Gracias a su privilegiada ubicación geográfica, el Imperio Bizantino se convirtió en un centro económico de cardinal importancia para su época, pues en él coincidían tres rutas comerciales muy importantes: La china, la europea y la africana.

Su economía interna estuvo casi siempre determinada por la agricultura, a la que se dedicaba cerca del 90% de la población. Durante el auge de la era justiniana, los campesinos eran dueños de tierras, y los pequeños propietarios abundaban. Pero con las constantes crisis económicas, los impuestos se alzaron al extremo, provocando el surgimiento de enormes latifundios, en los que los campesinos se convirtieron en colonos al servicio de un terrateniente.

Con la desaparición de las parcelas libres, la agricultura sufrió una fuerte falta de productividad, lo que ocasionó que el Imperio perdiera su calidad de autosuficiente y tuviera que importar productos para su sustento.

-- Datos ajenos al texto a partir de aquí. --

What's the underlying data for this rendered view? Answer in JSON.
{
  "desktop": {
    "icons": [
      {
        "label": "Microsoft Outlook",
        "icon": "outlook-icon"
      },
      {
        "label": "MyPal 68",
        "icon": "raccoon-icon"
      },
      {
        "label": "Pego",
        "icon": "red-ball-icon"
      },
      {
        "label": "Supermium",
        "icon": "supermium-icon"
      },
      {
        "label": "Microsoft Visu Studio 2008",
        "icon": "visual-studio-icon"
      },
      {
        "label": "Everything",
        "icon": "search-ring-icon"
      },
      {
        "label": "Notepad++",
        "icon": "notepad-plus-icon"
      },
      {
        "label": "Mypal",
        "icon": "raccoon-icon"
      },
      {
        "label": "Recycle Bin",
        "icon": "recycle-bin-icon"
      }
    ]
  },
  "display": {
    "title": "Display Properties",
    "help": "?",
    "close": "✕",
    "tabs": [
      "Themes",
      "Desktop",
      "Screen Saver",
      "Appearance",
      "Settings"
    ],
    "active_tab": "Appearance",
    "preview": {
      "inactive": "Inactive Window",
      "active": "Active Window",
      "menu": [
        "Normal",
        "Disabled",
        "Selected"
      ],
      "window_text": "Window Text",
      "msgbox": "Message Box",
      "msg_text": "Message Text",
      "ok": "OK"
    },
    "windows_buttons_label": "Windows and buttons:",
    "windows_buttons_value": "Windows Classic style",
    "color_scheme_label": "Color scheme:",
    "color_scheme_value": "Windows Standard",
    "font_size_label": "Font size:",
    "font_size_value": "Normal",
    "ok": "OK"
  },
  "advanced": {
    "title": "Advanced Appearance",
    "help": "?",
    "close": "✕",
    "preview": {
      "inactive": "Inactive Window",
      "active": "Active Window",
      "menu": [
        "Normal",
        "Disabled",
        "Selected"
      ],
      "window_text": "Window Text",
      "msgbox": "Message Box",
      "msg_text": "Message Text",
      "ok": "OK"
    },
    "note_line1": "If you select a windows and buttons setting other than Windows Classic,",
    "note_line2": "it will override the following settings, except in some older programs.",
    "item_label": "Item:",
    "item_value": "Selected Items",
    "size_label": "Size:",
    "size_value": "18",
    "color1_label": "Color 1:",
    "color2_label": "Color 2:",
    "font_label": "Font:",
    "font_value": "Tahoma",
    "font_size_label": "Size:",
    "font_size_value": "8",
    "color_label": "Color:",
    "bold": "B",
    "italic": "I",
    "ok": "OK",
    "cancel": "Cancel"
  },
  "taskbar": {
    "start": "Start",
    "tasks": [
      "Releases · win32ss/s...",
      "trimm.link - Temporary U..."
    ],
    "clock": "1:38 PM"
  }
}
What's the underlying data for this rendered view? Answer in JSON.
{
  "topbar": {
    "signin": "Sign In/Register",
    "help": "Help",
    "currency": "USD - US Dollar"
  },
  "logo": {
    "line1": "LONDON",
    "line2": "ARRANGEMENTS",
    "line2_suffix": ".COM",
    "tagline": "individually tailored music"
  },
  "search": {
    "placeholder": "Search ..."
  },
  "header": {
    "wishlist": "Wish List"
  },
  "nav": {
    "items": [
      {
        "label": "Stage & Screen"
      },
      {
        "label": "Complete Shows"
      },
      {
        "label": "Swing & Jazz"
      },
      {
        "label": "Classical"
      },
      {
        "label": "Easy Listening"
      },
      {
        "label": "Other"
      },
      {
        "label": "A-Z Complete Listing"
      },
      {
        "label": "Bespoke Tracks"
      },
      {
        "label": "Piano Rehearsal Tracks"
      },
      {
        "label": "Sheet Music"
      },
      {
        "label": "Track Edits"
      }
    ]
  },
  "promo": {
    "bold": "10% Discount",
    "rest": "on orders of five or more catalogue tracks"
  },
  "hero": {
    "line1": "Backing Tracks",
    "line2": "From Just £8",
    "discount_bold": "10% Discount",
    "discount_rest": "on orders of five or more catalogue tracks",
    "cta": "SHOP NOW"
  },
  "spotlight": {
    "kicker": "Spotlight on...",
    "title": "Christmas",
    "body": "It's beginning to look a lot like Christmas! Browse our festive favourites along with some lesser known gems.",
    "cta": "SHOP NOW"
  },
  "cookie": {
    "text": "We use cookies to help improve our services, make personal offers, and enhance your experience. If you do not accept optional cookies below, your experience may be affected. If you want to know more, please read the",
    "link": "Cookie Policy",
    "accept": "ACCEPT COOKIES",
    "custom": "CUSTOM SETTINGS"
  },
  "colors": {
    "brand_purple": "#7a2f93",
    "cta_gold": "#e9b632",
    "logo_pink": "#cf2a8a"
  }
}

Gracias a la constante entrada de mercancías a los puertos del Imperio, el estado fue capaz de captar numerosos recursos con los que mantenía un ejército fuerte y una burocracia sumamente desarrollada que controlaba los aspectos importantes de la economía, como eran la recaudación de impuestos, las cuotas aduanales, las herencias, los derechos portuarios y los monopolios comerciales.